Kawaree, at the time the Colmans lived there, had open horse paddocks, chicken runs, vegetable gardens and fruit orchards. Open space was a vital part of the Kawaree way of life, providing as it did for the transport and dietary needs of its occupants. Colman and his wife lived there until their deaths in 1959.

- Grounds
The Kawaree landscape was initially developed over 70 years through the gold rush of the 1880s, the depression of the 1890s, Federation, the 1920s, the Great Depression of the 1930s, World War 2 and was finalised in the optimism of post-war Australia.

The property was a large block on the edge of (i.e. outside the) Queanbeyan's town grid, basically a semi-rural villa estate.

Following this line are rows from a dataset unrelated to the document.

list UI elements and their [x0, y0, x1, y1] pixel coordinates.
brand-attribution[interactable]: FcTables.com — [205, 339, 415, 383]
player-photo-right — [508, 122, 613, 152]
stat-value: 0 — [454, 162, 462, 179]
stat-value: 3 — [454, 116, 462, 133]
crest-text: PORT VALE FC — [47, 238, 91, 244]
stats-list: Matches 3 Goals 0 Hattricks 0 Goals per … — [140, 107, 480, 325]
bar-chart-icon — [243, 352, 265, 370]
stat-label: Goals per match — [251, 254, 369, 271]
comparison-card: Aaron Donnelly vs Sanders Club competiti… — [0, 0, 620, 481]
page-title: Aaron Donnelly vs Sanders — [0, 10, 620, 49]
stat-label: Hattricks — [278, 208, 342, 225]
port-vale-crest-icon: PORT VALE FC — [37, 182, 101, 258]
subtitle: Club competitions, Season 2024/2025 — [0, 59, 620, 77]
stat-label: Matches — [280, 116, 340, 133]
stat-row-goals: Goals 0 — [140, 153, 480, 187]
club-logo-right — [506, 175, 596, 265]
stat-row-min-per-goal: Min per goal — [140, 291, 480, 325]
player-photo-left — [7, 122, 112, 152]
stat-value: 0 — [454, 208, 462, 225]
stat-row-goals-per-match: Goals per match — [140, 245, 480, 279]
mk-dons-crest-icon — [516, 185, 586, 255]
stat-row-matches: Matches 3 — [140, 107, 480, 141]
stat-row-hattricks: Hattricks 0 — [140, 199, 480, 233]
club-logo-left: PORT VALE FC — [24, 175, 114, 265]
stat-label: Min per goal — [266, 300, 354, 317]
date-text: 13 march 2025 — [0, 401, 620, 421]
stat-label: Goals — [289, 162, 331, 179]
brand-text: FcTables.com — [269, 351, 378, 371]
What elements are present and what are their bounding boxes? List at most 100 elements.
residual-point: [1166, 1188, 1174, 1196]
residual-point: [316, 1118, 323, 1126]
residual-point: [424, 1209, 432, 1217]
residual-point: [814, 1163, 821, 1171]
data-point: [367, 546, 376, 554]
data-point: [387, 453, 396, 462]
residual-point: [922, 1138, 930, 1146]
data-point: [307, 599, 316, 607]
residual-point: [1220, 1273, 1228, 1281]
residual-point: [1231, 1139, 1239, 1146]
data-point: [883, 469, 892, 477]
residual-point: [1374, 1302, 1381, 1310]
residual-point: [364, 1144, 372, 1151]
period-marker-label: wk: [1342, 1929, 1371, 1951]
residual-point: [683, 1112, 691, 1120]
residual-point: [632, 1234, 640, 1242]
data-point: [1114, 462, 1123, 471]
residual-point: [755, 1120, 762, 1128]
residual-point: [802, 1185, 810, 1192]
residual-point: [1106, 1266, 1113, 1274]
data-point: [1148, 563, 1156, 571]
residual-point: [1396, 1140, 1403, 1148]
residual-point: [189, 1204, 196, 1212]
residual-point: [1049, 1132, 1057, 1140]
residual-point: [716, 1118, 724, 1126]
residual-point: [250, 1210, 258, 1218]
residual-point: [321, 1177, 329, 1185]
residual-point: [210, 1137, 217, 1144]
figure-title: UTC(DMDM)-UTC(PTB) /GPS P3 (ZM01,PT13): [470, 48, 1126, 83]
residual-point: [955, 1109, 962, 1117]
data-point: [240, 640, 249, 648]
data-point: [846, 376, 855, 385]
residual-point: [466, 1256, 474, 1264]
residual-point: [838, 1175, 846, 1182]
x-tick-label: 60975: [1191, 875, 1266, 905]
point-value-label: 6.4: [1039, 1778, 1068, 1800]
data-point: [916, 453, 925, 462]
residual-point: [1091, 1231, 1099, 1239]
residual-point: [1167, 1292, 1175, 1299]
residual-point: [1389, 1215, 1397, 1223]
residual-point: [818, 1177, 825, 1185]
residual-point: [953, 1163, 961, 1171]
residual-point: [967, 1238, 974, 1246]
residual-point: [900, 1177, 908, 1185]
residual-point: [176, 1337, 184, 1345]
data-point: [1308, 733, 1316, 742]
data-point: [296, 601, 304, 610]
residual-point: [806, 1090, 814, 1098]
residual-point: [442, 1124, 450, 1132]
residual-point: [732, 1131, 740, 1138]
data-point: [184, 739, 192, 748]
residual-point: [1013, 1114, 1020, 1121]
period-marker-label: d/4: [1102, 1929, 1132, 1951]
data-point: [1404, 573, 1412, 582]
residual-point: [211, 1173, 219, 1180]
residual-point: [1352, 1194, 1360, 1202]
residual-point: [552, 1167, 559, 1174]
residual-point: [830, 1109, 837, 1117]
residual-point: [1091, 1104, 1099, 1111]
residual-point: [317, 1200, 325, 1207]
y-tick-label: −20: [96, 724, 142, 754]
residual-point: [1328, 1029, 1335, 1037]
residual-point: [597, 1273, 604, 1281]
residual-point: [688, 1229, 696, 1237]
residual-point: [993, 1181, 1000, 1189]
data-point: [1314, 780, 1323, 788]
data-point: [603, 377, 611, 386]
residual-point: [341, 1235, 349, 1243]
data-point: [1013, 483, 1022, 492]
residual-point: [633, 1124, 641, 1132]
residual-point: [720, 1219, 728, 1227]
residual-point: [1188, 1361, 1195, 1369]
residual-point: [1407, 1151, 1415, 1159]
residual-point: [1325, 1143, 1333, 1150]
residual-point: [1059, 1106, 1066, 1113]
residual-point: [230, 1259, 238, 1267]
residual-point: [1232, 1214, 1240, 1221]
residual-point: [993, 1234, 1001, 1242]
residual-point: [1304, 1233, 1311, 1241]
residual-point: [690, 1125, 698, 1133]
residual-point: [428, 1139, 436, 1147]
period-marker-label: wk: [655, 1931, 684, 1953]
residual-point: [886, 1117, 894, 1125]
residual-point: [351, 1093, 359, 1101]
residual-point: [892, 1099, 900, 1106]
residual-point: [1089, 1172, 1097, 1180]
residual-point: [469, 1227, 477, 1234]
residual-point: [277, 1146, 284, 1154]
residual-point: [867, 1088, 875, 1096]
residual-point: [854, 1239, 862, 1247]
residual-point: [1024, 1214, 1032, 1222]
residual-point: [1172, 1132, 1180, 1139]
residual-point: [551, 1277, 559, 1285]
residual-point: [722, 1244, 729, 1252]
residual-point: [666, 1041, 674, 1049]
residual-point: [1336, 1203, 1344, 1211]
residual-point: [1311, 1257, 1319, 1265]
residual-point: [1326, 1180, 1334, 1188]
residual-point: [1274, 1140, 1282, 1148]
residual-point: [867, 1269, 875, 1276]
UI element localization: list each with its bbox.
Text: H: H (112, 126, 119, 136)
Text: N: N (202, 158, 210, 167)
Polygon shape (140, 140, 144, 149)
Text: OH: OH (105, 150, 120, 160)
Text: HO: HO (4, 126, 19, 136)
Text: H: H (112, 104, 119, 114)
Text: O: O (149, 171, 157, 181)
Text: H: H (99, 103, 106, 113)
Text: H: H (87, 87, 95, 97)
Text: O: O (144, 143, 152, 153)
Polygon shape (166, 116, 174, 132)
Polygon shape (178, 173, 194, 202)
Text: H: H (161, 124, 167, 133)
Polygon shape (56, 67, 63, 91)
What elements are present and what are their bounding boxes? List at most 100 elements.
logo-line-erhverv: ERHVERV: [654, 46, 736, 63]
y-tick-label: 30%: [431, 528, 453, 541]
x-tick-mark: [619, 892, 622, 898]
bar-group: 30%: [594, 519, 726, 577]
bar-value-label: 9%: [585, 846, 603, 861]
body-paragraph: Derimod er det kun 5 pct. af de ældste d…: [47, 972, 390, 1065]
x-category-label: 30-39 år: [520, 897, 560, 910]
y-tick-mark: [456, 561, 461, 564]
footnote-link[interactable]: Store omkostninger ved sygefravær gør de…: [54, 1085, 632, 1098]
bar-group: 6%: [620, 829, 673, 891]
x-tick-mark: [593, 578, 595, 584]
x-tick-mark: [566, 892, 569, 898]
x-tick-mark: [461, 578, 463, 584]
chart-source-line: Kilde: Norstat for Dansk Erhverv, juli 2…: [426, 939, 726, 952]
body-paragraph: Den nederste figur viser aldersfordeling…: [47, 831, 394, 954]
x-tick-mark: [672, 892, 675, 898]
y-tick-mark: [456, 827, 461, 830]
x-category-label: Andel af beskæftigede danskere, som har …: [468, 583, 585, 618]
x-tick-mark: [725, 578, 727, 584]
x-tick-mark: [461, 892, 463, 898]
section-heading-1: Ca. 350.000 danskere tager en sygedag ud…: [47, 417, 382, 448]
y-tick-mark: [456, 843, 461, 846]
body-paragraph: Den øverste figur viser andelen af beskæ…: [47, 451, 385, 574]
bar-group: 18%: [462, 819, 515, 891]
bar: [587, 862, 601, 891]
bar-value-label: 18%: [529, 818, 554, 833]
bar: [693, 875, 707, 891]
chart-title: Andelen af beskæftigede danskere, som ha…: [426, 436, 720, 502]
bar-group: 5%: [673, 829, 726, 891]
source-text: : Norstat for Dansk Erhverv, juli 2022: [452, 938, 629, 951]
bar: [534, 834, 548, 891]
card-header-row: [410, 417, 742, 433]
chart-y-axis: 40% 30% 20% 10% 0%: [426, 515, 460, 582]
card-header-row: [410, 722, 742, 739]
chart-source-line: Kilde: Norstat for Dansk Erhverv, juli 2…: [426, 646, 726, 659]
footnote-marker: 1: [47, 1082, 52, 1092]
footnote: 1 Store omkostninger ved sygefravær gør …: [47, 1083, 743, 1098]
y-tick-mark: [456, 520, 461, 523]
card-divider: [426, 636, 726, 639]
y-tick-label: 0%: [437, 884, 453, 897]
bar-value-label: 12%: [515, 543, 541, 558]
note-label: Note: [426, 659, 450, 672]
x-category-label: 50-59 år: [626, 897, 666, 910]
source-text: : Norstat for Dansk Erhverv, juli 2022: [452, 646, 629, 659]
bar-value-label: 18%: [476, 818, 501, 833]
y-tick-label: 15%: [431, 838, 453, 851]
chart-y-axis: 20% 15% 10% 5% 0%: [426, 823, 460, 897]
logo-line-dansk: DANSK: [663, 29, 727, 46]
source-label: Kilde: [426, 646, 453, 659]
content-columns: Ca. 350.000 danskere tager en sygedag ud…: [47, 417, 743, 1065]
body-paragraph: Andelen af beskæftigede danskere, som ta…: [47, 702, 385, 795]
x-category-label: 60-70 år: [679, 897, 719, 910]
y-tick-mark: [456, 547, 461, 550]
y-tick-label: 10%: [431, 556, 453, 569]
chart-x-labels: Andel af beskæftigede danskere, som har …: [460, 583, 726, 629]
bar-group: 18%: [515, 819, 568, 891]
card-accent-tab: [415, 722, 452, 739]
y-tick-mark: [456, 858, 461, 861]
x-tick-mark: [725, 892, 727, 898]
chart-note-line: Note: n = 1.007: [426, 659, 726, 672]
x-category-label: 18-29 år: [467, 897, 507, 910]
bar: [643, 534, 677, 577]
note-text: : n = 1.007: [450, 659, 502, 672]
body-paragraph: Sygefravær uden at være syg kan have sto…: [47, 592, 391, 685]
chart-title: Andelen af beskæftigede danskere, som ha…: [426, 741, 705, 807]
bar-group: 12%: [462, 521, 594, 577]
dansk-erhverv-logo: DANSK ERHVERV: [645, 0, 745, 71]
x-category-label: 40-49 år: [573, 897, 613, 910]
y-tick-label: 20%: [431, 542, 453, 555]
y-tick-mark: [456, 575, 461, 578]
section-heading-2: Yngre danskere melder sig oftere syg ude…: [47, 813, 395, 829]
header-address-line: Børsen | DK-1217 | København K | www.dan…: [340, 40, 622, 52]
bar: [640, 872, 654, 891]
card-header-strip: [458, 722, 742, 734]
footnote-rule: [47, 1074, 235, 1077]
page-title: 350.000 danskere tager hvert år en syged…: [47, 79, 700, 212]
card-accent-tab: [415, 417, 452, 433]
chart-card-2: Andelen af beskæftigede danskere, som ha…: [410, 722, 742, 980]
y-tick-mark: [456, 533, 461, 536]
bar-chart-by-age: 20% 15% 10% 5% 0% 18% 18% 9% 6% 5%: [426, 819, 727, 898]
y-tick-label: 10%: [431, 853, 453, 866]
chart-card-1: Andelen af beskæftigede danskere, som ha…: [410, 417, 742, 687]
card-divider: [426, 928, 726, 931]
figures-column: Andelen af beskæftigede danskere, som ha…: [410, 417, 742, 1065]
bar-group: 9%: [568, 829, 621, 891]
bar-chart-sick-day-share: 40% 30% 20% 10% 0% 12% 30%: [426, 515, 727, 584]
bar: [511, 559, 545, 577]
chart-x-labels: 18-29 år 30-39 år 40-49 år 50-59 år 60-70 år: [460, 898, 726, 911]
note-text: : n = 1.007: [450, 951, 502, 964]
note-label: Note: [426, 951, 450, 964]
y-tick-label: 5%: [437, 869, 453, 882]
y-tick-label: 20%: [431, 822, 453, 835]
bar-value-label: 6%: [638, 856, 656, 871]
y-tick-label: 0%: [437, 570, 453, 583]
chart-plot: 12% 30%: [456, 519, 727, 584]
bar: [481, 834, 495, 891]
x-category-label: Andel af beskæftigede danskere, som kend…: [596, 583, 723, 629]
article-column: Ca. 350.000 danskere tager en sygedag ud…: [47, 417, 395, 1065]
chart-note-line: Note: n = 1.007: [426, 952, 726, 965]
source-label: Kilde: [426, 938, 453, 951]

The serpentine carriage drive and loop before the house was reflective of Victorian estate planning - it was converted into a driveway in the Inter-war period with flanking garden reflecting that era of garden style.

- Garden
There is no documented evidence of any garden design for the period between the house's completion in 1889 and 1921 when the property was first rented, to 1924 when the Colmans became its owners.

The picket fence and gate towards the house reflect Late Victorian era garden detail that remains.

The overflowing house gardens (beds) which framed the lawns and serpentine carriage loop were typical of Arts & Crafts (interwar) period.

The Colmans (here from 1921, renting (and owning from 1924)) were avid gardeners and highly regarded for their wide variety of roses, also for the range of flowers, shrubs and conifers which filled the abundant garden spaces. The overflowing house gardens framed the lawns and serpentine carriage loop, typical of the Arts & Crafts (interwar) period, whilst the picket fence was a remnant of an earlier time and is evidence of the Late Victorian garden style. Photographic evidence suggests the garden was structurally in place when the first images were taken in 1924, and the style is reflective of both Late Victorian and early 20th century garden (styles). Although the picket fence and formal entry are evident in gardens from the Victorian and Late Victorian eras, the remaining elements indicate other influences which were more reflective of the Federation and Picturesque ideals of the new century, tempered with plant choices resilient to drought (hardy species of roses, conifers and perennials. The extent of the garden is a display of the optimism of the period prior to the (Great) depression of 1929.

- House
The house is of a late Victorian style, built at a time of great growth in the Southern NSW regional areas. In the late 1980s it was converted into, extended and modified for use as the community facility as part of estate changes to create the Kawaree Retirement Village.

== Heritage listing ==
Kawaree was listed on the New South Wales State Heritage Register on 2 April 1999.